Representatives Robert Lafollette and Charles Lindbergh Sr., whose son became the first man to fly non-stop across the Atlantic. Lafollette and Lindbergh were both adamant that the “Money Trusts” would gain too much control over the nation's finance. That they would control interest rates, and determine who banks might lend too.
Money Trusts had become infamous as a tool used by the very wealthy to gather great sums of money, that were used to manipulate the stock market. By using these “Trusts” or sometimes called investment pools, rich speculators would run the price of a stock up, encouraging unsuspecting investors to buy the latest “hot” stock. Only to see it drop like a rock in price when the Trust went to dump the stock.
It was an unscrupulous strategy, which was later outlawed under the great Financial Reforms of the 1930s and 1940s.
Today, many remain concerned about the great concentration of wealth and the influence that the Federal Reserve Board wields today.
Beginning with the Great Financial Crisis of 2008, it has been the Fed which has become the chief weapon used to stave off recession.

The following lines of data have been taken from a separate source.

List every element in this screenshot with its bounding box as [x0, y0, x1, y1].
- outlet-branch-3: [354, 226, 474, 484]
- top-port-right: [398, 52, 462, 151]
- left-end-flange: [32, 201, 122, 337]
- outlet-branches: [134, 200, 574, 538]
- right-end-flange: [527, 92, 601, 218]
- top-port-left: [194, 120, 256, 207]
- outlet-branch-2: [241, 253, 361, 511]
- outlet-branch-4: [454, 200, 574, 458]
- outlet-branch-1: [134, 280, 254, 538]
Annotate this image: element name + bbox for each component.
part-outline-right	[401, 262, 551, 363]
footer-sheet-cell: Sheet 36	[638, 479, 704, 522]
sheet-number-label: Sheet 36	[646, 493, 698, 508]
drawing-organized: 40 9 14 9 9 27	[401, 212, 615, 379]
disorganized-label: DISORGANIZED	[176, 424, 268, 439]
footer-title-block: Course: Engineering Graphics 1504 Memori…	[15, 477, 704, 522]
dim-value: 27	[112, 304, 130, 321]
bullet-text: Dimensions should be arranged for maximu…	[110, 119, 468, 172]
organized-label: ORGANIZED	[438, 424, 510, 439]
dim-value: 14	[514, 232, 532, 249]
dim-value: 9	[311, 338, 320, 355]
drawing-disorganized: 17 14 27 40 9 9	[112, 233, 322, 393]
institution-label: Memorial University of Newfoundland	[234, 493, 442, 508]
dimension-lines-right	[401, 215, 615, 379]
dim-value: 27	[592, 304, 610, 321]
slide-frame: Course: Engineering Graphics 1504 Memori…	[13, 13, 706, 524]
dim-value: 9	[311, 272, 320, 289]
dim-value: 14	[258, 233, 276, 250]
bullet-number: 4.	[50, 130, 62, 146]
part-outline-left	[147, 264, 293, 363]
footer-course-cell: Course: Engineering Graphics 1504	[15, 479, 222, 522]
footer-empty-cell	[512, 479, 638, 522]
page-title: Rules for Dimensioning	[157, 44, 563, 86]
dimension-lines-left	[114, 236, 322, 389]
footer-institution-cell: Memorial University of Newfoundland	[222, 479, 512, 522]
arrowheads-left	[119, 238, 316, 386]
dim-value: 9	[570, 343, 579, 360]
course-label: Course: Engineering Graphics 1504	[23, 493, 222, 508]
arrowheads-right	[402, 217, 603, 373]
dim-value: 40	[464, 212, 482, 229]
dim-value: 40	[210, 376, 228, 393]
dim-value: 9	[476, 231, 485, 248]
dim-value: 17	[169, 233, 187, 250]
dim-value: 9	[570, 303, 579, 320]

Almost over-night it has become accepted economic doctrine that the Fed's new strategy of “stimulating” the economy through vast purchases of financial assets would somehow translate into increased economic activity. And thereby stave off a recession or depression.
The origins of this strategy, go back to a speech given by then Professor Ben Bernanke before the San Francisco Fed. In the speech Bernanke advocated flooding the monetary system with liquidity, so as to avoid the type of deflation that we suffered back in the 1930s.
In other words he was telling the central bankers, that the way to fight deflation was by dropping dollars into the financial markets.
This speech became known as Bernanke's “Helicopter” Speech. The one in which he was recommending just dropping money out of a helicopter, if needed, to help save the economy.
And essentially, if you look at the Fed's behavior since then, that's exactly the path they've followed. Pumping an unheard of funds into the nation's financial systems. At the latest reading, the Fed's Balance Sheet has now ballooned to over $7 Trillion Dollars, up about $3 Trillion since the Covid Pandemic began earlier this year.
But just how do you put that much money into the financial system? It's an interesting question and one which the fed has had to struggle with.
In the beginning, the Fed bought primarily US Treasuries. That resulted in the Fed having T Bonds and Bills and Notes, on it's books, while the funds went out into the system. But pretty soon the Fed's position became so large, that it was beginning to have an impact even on a market as large as US Governments.
So most recently, the Fed has moved to begin purchasing Corporate Bonds. And that's where we are today. A strategy that is only a couple of months old.
Next Tuesday and Wednesday the Federal Open Market Committee will meet, and the chief topic of that meeting will be the expansion of this very new tactic of purchasing corporate bonds.
It is a move that promises to enhance the Fed's influence over the nation's economy. As the Fed continues to expand its influence at the same time it expands its balance sheet.